The Biden administration is fighting back against social media platforms that it says are harming children.

A group of children sit on a couch in a row, all looking at their phones.
Children spend a lot of time online. Who should be protecting them?
Peter Cade/Getty Images
Sara Morrison is a senior Vox reporter who has covered data privacy, antitrust, and Big Tech’s power over us all for the site since 2019.

As more evidence emerges that internet platforms can harm children — and that tech companies either can’t or won’t do anything to protect their users — the government has understandably felt the need to step in. President Biden is doing just that with an executive action issued on May 23 that declares an “unprecedented youth mental health crisis” in the country, which he blames at least partially on the internet. The action was accompanied by an advisory from Surgeon General Vivek Murthy about the risks that social media may pose to children.

They join attempts by lawmakers to regulate the internet for kids. States have proposed and even passed laws that restrict what children can access online, up to banning certain services entirely. On the federal level, several recently introduced bipartisan bills run the gamut from giving children more privacy protections to forbidding them from using social media at all. Some efforts also try to control the content that children can be exposed to.

Critics of such legislation point to privacy issues with age verification mechanisms and fears that forced content moderation will inevitably lead to censorship, preventing kids from seeing material that’s helpful along with what’s considered harmful.

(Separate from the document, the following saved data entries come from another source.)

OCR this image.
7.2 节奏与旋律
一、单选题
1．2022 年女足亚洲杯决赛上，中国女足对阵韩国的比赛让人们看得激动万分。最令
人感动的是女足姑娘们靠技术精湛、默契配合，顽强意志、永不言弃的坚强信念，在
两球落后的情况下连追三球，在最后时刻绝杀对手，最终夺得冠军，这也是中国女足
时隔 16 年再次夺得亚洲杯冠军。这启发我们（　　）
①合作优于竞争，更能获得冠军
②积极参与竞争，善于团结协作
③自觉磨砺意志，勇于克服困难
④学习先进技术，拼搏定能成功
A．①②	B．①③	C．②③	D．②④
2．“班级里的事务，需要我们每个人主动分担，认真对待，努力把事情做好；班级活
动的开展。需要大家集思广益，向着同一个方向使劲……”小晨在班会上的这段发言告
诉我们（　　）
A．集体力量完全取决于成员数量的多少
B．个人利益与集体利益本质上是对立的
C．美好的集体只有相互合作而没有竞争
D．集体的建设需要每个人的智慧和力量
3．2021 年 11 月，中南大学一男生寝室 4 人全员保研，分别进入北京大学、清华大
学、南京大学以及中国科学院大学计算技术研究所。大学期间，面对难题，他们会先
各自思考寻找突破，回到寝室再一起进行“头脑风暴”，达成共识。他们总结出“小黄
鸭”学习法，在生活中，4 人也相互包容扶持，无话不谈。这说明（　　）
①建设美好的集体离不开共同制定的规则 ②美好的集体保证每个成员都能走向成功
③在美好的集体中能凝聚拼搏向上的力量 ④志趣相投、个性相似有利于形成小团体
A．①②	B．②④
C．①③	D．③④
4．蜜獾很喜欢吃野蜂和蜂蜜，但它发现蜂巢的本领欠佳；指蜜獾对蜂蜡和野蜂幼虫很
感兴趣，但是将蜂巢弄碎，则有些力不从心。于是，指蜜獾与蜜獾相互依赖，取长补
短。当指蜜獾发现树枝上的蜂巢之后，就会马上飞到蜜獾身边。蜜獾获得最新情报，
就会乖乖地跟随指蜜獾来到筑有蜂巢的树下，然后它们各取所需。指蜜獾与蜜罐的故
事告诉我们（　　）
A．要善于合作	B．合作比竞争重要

We’re already getting a glimpse of what various factions in this country think the internet should look like. We might be getting a much better look soon.

Biden’s latest salvo in his fight against the internet

The president’s feelings about children online are well known at this point. He’s mentioned in two State of the Union addresses that he believes social media harms kids and violates their privacy. His May 23 executive action to “protect youth mental health, safety, and privacy online” attempts to marshal various parts of the administration to address it.

These include a new Task Force on Kids Online Health and Safety, to be headed up by the Department of Health and Human Services and the Department of Commerce. The Department of Education is being asked to improve children’s privacy in educational tools and issue policies on best practices for using internet devices in schools. The Commerce department will promote support services for child victims of online bullying and abuse. And the Department of Homeland Security and the Department of Justice will work with the National Center for Missing and Exploited Children on a database of child sexual abuse material, which can help online services detect when those images are uploaded onto their platforms.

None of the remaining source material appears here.